I will accept, that whilst the Cold war is over, the new global conflict is increasingly between the western democracies and Political Islam, but “bombing” another Islamic country is not going to do anything to address this problem nor reduce the ever increasing divide.

If we look at the problems in Iraq, Egypt, Libya, Afghanistan or Pakistan, it is evidently obvious that whether the West send money or rockets, we never seem able to solve the problems in these countries, and, as in Afghanistan – where we have had troops for more years than the second and first world wars combined – we never leave any of these countries with any form of good-will for what we have done, or tried to do for the people.

Russia and China have the right idea: Let the people sort it out themselves and in the mean time we will try and bring people to the negotiating table. And I have to agree.

We all know that politicians do their jobs because they like power, and the wimpier our technocratic governments become, the more they like to flex their puny muscles. But flexing for the sake of flexing is crazy, and for a government to do it in such an open way, it must have some moral justification, and broad public support, which this attack on Syria doesn’t.

Europe and America are weak, because of our historic wealth and lowest common-denominator democracy. We have education, and we might like the freedom our societies still provide us, but nonetheless, our affluence has made us weak, in comparison to less prosperous societies.

Moreover, we cannot ignore that less-educated, or should I say differently educated people, do not look at life in the same “Fairy-tale” way as we do. Inequality and living in unfair societies is for them the norm.

In many Islamic countries, beheading and stoning is acceptable;, woman do not have rights, yet alone equal rights; and leaders rule is by the gun and intimidation, not the ballot box.

As a westerner, I do not like this type of society, and am strongly opposed to the imposition of “Sharia Law” in my own country. But, and it is a big but, “people get the government they deserve”, and I am afraid, in many Middle East countries, this also applies and we in the west will have to accept it and accommodate for it.

Military action in Syria will only strengthen the aims of the people which we today call “terrorists”. As soon as the first child or woman is killed by a western bomb, hundreds of young boys and girls will join a radical Muslim organisation and start to hate us, this is a fact!

Why do our governments seem to hate Assad so much?

The guy is obviously a tyrannical leader, but he is in control of a country in which, for years: Muslims, Christian’s and Jews have lived in relative peace.
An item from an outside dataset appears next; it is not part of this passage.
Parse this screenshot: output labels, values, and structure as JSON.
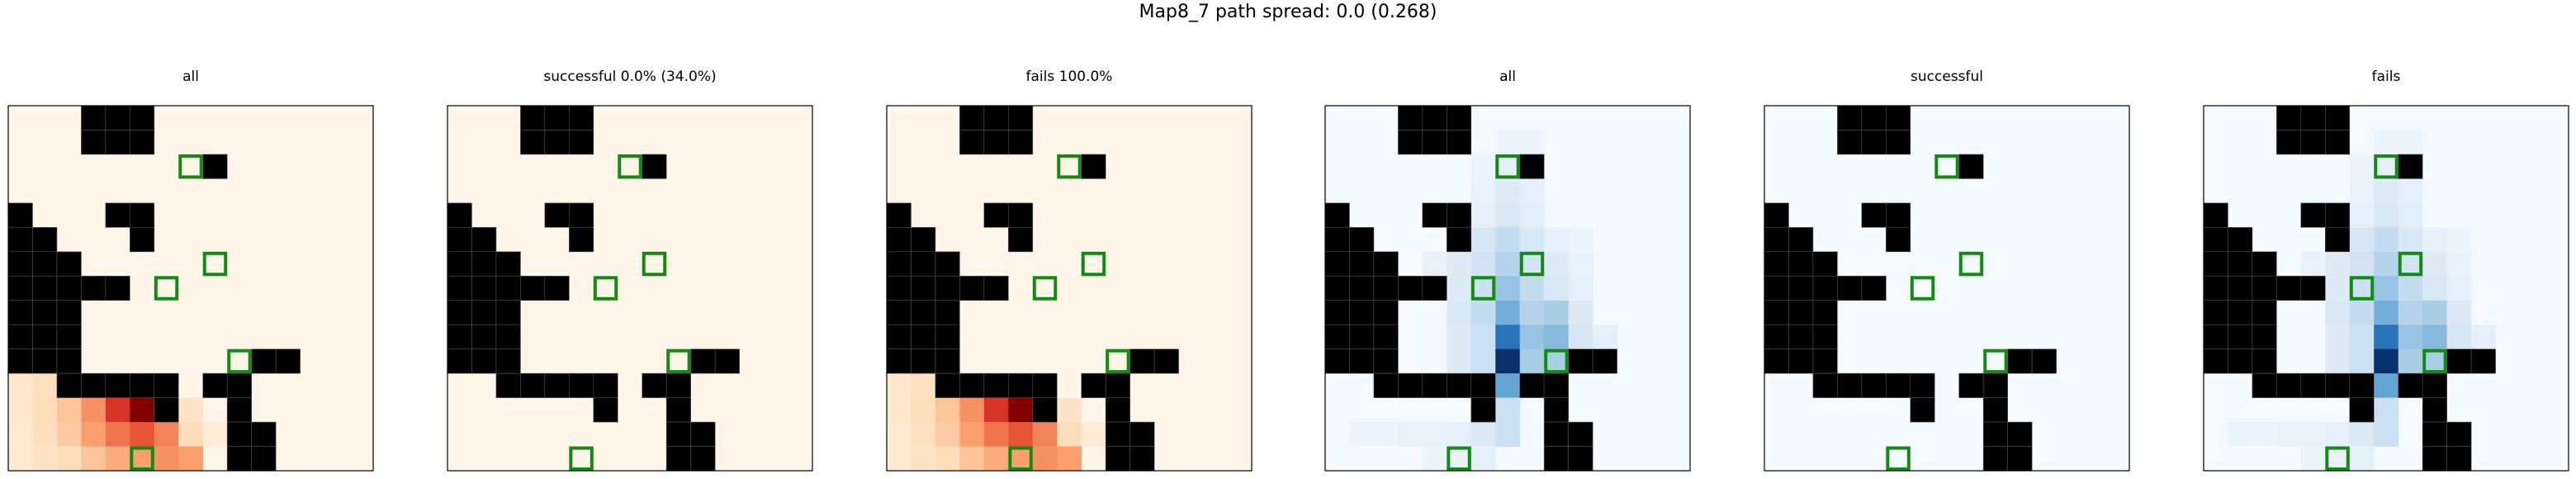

I know we have a deep dislike of those accused of being grotesque tryrants, but it is going to do nothing to further western aims, or make a more harmonious society in Syria, by removing a strong leader, Look at Egypt, Libya etc

Strong leadership is not wrong in itself – even if in Europe we don’t like it – Strong leadership is only wrong if it is bad! And then, it is up to the citizens of that country how they are going to change it! Surely, for those of us who believe in democracy, it is for the people to decide, not “foreigners!” And definitely not one of the worlds old global colonists!

Geographically and culturally, Syria is a Middle East problem, and needs to be solved by the peoples of the Middle East.

It is wrong for certain Middle East powers to bribe western politicians into doing their “dirty work”, and it is wrong for our governments to provide such help for financial promises – which can be the only reason our governments are getting involved, (just forget the spin our media is flooding us with!).

There is no moral reason for us to attack Syria, and as much as I condone the use of Chemical weapons, we should not be leading the charge on Assad, or indeed, as the EU suggests, provide military muscle to the fractured opposition.

It is painful for us to see women and children dying, just like it is painful to watch our loved ones suffering from a deadly disease. But we are not the doctors, we don’t have the cure, and if we continue to meddle in things we don’t understand, the chances are we will only succeed in making things worse.

Indeed, our risk is becoming “contaminated” by this conflict, and bringing it home to our own people.